Chris Collins, executive director of the New Brunswick chapter of Canadian Parents for French, said it was heartening to see Premier Blaine Higgs softening his stance.
“We’re very encouraged, but we’re not popping the champagne at this point,” Collins said Wednesday night.
“The people of New Brunswick have been very vocal about this, and they want the New Brunswick government to back down. And we hope that will happen in the near future.”
Higgs told reporters on Wednesday that his government’s plans to reform French immersion were not specific and that he would make a decision based on recommendations from the Department of Education. The proposed changes are due to be implemented in the autumn and would require kindergarten and elementary school students to study French for half the day – less than the current 90 percent of the day.
“It was never a sure thing,” Higgs said. “If that were the case, there wouldn’t have been much point in consulting. It was a suggestion to say, “Is there another way we can actually achieve better success?”
The government has said the aim of its reforms is to ensure that all anglophone graduates have at least a ‘conversational level’ in French. The province boasts of being the only officially bilingual province in Canada, but regrets that most of its English-speaking graduates cannot speak French.
The government has recently held a series of public consultations on the proposed changes, including a meeting in the capital last month where almost everyone who spoke criticized the plan.
At the public consultation session in Fredericton, Education Secretary Bill Hogan said the Government would collect data and make recommendations which would be shared “as soon as possible”.
Higgs said Wednesday he looks forward to the recommendations. “We heard a lot of comments. A lot of information has been exchanged and I think the minister and the deputy and the department are evaluating it all now.”
“I haven’t had a final proposal or a proposal for the next steps yet. The Minister and I, as well as the Ministry staff, will meet about this and of course there will probably be further discussions between the Cabinet and the Group and then we will decide on the basis of the recommendations.”

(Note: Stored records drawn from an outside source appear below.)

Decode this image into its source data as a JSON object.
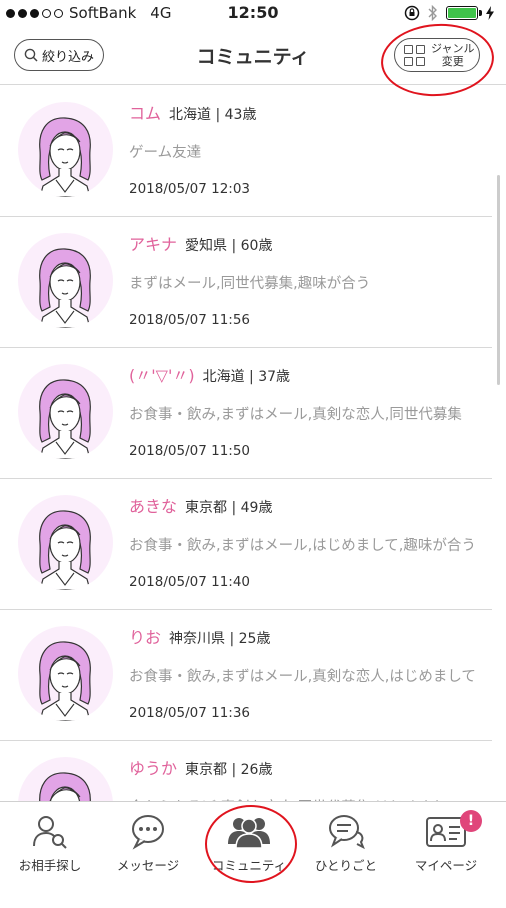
{
  "status_bar": {
    "carrier": "SoftBank",
    "network": "4G",
    "time": "12:50",
    "signal_bars": 3,
    "battery_level": 1.0,
    "battery_color": "#3fc34a"
  },
  "nav": {
    "filter_label": "絞り込み",
    "title": "コミュニティ",
    "genre_line1": "ジャンル",
    "genre_line2": "変更"
  },
  "colors": {
    "accent_pink": "#e0629b",
    "highlight_red": "#e0141e",
    "badge": "#e0457a"
  },
  "posts": [
    {
      "name": "コム",
      "prefecture": "北海道",
      "age": "43歳",
      "message": "ゲーム友達",
      "date": "2018/05/07 12:03"
    },
    {
      "name": "アキナ",
      "prefecture": "愛知県",
      "age": "60歳",
      "message": "まずはメール,同世代募集,趣味が合う",
      "date": "2018/05/07 11:56"
    },
    {
      "name": "(〃'▽'〃)",
      "prefecture": "北海道",
      "age": "37歳",
      "message": "お食事・飲み,まずはメール,真剣な恋人,同世代募集",
      "date": "2018/05/07 11:50"
    },
    {
      "name": "あきな",
      "prefecture": "東京都",
      "age": "49歳",
      "message": "お食事・飲み,まずはメール,はじめまして,趣味が合う",
      "date": "2018/05/07 11:40"
    },
    {
      "name": "りお",
      "prefecture": "神奈川県",
      "age": "25歳",
      "message": "お食事・飲み,まずはメール,真剣な恋人,はじめまして",
      "date": "2018/05/07 11:36"
    },
    {
      "name": "ゆうか",
      "prefecture": "東京都",
      "age": "26歳",
      "message": "今からあそぼ,真剣な恋人,同世代募集,はじめまして",
      "date": ""
    }
  ],
  "tabs": [
    {
      "label": "お相手探し",
      "icon": "search-person-icon"
    },
    {
      "label": "メッセージ",
      "icon": "speech-bubble-icon"
    },
    {
      "label": "コミュニティ",
      "icon": "group-icon",
      "active": true
    },
    {
      "label": "ひとりごと",
      "icon": "chat-bubble-icon"
    },
    {
      "label": "マイページ",
      "icon": "id-card-icon",
      "badge": "!"
    }
  ]
}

Collins said French language immersion in the province could be improved by attracting more teachers, which he said would make the program more accessible to more students.
One of the parents at the Fredericton consultation said he was concerned the government would claim a silent majority was in favor of changing French immersion – despite vocal opposition. Hogan did not answer reporters’ questions after the meeting about what proportion of residents he thought supported the new program.
Collins said it would be “political suicide” if the government went ahead with its proposed French immersion model.
“There is no silent majority here. This is just plain language,” he said. “The people of New Brunswick want to maintain French immersion, just as they have in every other province of Canada.”